Caleb had been looking all day for a certain sweet spot in the lake where they had caught nice fish before. He finally found it, he told his father. He put in a trap and the flag went up shortly after. The fish had hit the line so hard that it back-spooled on the reel, knotting up the line and snapping it. The fish was lost.
Two hours later, Caleb got his big fish. It spooled all of the line off the reel, like his father’s did. When he got the fish up through the ice, he noticed the top half of its tail fin was gone.
Bill and Caleb were so excited about their successful day when they got home that Ben got caught up in their enthusiasm and decided to go with them the next day.
“It was a fun day of fishing we won’t forget,” Bill said.
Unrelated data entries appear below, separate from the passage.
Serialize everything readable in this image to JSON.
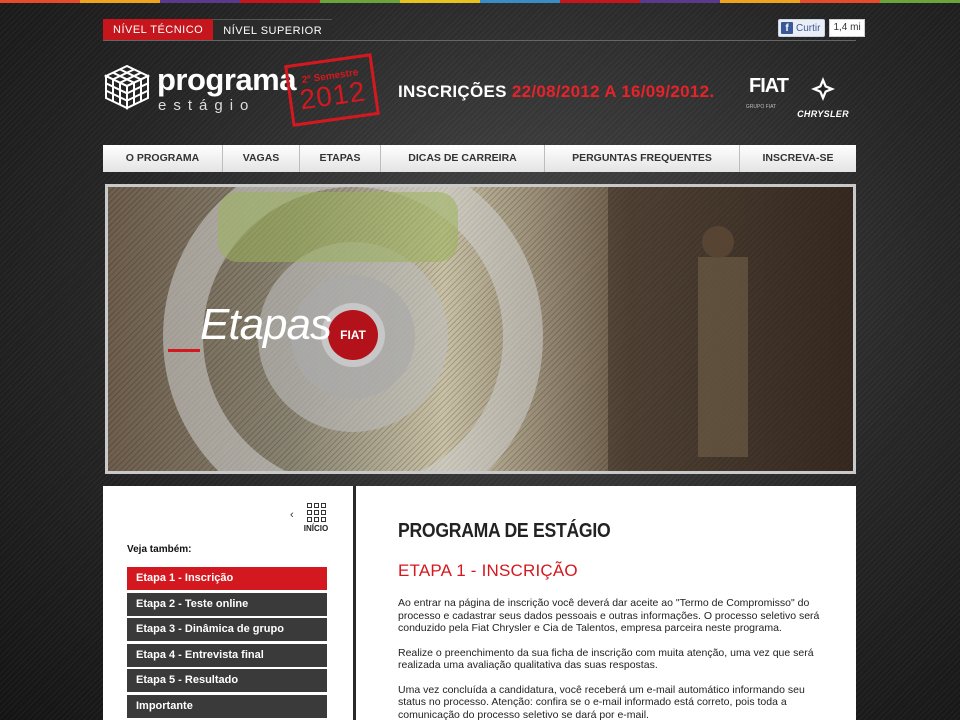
{
  "top_stripe_colors": [
    "#e84b2c",
    "#f0a31e",
    "#5a3a8c",
    "#c4161c",
    "#6ba539",
    "#e8c21e",
    "#3a8cc4",
    "#c4161c",
    "#5a3a8c",
    "#f0a31e",
    "#e84b2c",
    "#6ba539"
  ],
  "level_tabs": {
    "active_label": "NÍVEL TÉCNICO",
    "inactive_label": "NÍVEL SUPERIOR"
  },
  "facebook": {
    "button_label": "Curtir",
    "count": "1,4 mi"
  },
  "logo": {
    "main": "programa",
    "sub": "estágio",
    "semester": "2º Semestre",
    "year": "2012"
  },
  "inscricoes": {
    "label": "INSCRIÇÕES ",
    "dates": "22/08/2012 A 16/09/2012."
  },
  "brands": {
    "fiat": "FIAT",
    "fiat_sub": "GRUPO FIAT",
    "chrysler": "CHRYSLER"
  },
  "nav": {
    "items": [
      {
        "label": "O PROGRAMA"
      },
      {
        "label": "VAGAS"
      },
      {
        "label": "ETAPAS"
      },
      {
        "label": "DICAS DE CARREIRA"
      },
      {
        "label": "PERGUNTAS FREQUENTES"
      },
      {
        "label": "INSCREVA-SE"
      }
    ]
  },
  "banner": {
    "title": "Etapas",
    "badge_text": "FIAT"
  },
  "sidebar": {
    "inicio_label": "INÍCIO",
    "see_also": "Veja também:",
    "steps": [
      {
        "label": "Etapa 1 - Inscrição"
      },
      {
        "label": "Etapa 2 - Teste online"
      },
      {
        "label": "Etapa 3 - Dinâmica de grupo"
      },
      {
        "label": "Etapa 4 - Entrevista final"
      },
      {
        "label": "Etapa 5 - Resultado"
      },
      {
        "label": "Importante"
      }
    ]
  },
  "content": {
    "title": "PROGRAMA DE ESTÁGIO",
    "subtitle": "ETAPA 1 - INSCRIÇÃO",
    "paragraphs": [
      "Ao entrar na página de inscrição você deverá dar aceite ao \"Termo de Compromisso\" do processo e cadastrar seus dados pessoais e outras informações. O processo seletivo será conduzido pela Fiat Chrysler e Cia de Talentos, empresa parceira neste programa.",
      "Realize o preenchimento da sua ficha de inscrição com muita atenção, uma vez que será realizada uma avaliação qualitativa das suas respostas.",
      "Uma vez concluída a candidatura, você receberá um e-mail automático informando seu status no processo. Atenção: confira se o e-mail informado está correto, pois toda a comunicação do processo seletivo se dará por e-mail."
    ]
  },
  "colors": {
    "accent": "#d4181f",
    "step_bg": "#3a3a3a"
  }
}
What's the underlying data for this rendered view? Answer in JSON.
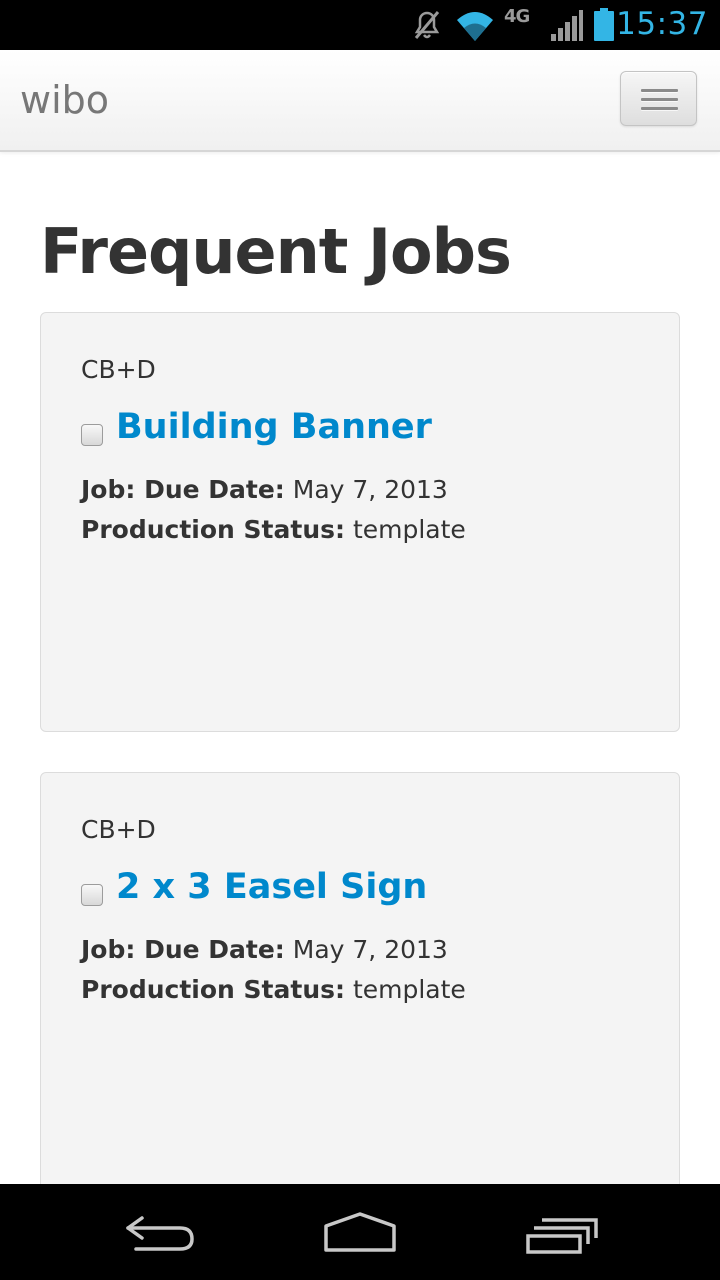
{
  "status_bar": {
    "time": "15:37",
    "network_type": "4G",
    "icons": [
      "mute-icon",
      "wifi-icon",
      "cell-signal-icon",
      "battery-icon"
    ],
    "accent_color": "#33b5e5"
  },
  "navbar": {
    "brand": "wibo",
    "menu_icon": "hamburger-menu-icon"
  },
  "page": {
    "title": "Frequent Jobs"
  },
  "jobs": [
    {
      "client": "CB+D",
      "title": "Building Banner",
      "checked": false,
      "due_label": "Job: Due Date:",
      "due_value": "May 7, 2013",
      "status_label": "Production Status:",
      "status_value": "template"
    },
    {
      "client": "CB+D",
      "title": "2 x 3 Easel Sign",
      "checked": false,
      "due_label": "Job: Due Date:",
      "due_value": "May 7, 2013",
      "status_label": "Production Status:",
      "status_value": "template"
    }
  ],
  "colors": {
    "link": "#0088cc",
    "text": "#333333",
    "card_background": "#f4f4f4"
  },
  "system_nav": {
    "icons": [
      "back-icon",
      "home-icon",
      "recent-apps-icon"
    ]
  }
}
Saturday wasn’t as warm as Friday morning, only in single digits with wind and a heavy snow storm. The air temperatures never made it above 15 degrees and with the wind chill, it was well below zero, Bill said.
Ben’s flag went up in less than half an hour after he set his traps and he reeled in his big lake trout — the biggest one he’s ever caught — in that first hour.
The snow was blowing across the ice, slushing up the fishing holes and freezing the slush over the cross members of the traps. The fishermen had to de-ice traps every couple hours. At one point when the men emerged from their shelter, the wind had rolled the snow into hand-sized balls that were all over the lake, Bill said.
“We went into the shack in a normal snowfall. We came out and there were millions of snowballs all over the lake. I have never seen anything like it,” he said.